The base year 2024-25 aligns ISP with the upcoming GDP rebasing exercise, ensuring methodological consistency. MoSPI is using administrative and enterprise survey data — including GST filings, SEBI-registered entity data, and DPIIT sources — to build the index. The trial phase (preceding the July 2026 launch) tests coverage, data reliability, and seasonal adjustment methodologies.
For policymakers, ISP matters because monetary policy decisions, fiscal planning, and credit allocation increasingly need services-specific signals. For UPSC purposes, ISP represents India's ongoing statistical capacity-building — a GS3 theme linking economic governance, data infrastructure, and policy effectiveness. Questions may frame it as a reform in national accounting, an answer to limitations of IIP, or a tool for tracking services-led growth. The ISP also has implications for India's performance in international statistical standards rankings.

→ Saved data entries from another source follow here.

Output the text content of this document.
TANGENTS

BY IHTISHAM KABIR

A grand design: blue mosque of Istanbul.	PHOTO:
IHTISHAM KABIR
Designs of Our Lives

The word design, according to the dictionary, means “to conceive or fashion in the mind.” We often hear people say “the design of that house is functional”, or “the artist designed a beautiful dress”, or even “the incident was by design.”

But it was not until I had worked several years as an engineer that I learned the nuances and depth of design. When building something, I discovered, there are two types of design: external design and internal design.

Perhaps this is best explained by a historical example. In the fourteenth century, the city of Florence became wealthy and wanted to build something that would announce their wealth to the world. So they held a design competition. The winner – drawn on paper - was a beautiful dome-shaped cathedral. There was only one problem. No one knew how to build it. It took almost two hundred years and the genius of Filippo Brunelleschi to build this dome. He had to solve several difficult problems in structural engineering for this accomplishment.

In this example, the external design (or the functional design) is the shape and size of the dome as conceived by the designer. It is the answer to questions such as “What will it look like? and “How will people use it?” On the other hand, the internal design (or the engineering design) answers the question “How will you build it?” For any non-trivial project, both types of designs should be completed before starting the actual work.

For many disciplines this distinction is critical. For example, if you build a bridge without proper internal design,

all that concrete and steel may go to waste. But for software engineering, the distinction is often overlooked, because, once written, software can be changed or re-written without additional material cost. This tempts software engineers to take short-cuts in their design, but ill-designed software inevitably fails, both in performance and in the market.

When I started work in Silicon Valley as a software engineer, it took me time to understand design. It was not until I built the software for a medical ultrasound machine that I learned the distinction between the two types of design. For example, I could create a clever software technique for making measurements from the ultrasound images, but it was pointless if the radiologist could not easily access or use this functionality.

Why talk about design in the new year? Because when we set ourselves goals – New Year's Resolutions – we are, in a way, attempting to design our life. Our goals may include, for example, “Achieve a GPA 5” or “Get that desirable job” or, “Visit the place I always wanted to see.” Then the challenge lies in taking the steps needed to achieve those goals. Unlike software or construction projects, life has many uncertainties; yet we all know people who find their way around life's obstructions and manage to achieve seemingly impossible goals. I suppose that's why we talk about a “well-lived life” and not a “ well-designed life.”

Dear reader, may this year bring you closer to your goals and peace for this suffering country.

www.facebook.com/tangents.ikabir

PFRDA conducts Atal Pension Yojana Annual Felicitation Programme at New Delhi today
What happened
PFRDA held the Atal Pension Yojana Annual Felicitation Programme in New Delhi, recognising banks and entities for outstanding APY enrolment performance. APY, launched in May 2015, targets unorganised sector workers aged 18–40, guaranteeing monthly pensions of ₹1,000–₹5,000 post-60. Total APY subscribers have crossed 7 crore. The scheme is administered by PFRDA under the National Pension System architecture. Government co-contributes 50% of subscriber contribution or ₹1,000 annually, whichever is lower, for eligible subscribers.
Why it matters
Atal Pension Yojana sits at the intersection of social security, financial inclusion, and pension reform — three themes UPSC GS3 examiners repeatedly return to. Understanding APY requires grasping the structural gap it addresses: India's unorganised sector employs over 90% of the workforce, yet almost none of them had access to defined-benefit pension products before 2015. APY replaced the earlier Swavalamban scheme and deliberately targeted the bottom of the income pyramid through the Jan Dhan banking infrastructure as its enrolment backbone.
The scheme works as a guaranteed pension product: a subscriber's monthly contribution is calibrated to their age at entry and the pension amount chosen. The government's co-contribution incentivised early adoption among non-income-tax-paying workers, though this co-contribution benefit was withdrawn for income-tax payers from October 2022 — a detail examiners have begun testing.
PFRDA's felicitation programme matters because it reveals the administrative architecture: banks (especially public sector banks, regional rural banks, and small finance banks) are the primary Points of Presence (PoPs) driving enrolment. Awards highlight which institutional channels work on the ground — relevant for UPSC questions on last-mile delivery and financial inclusion. The crossing of 7 crore subscribers makes APY one of the largest guaranteed pension programmes globally for the informal sector, a wayforward data point for GS3 essays on pension reforms.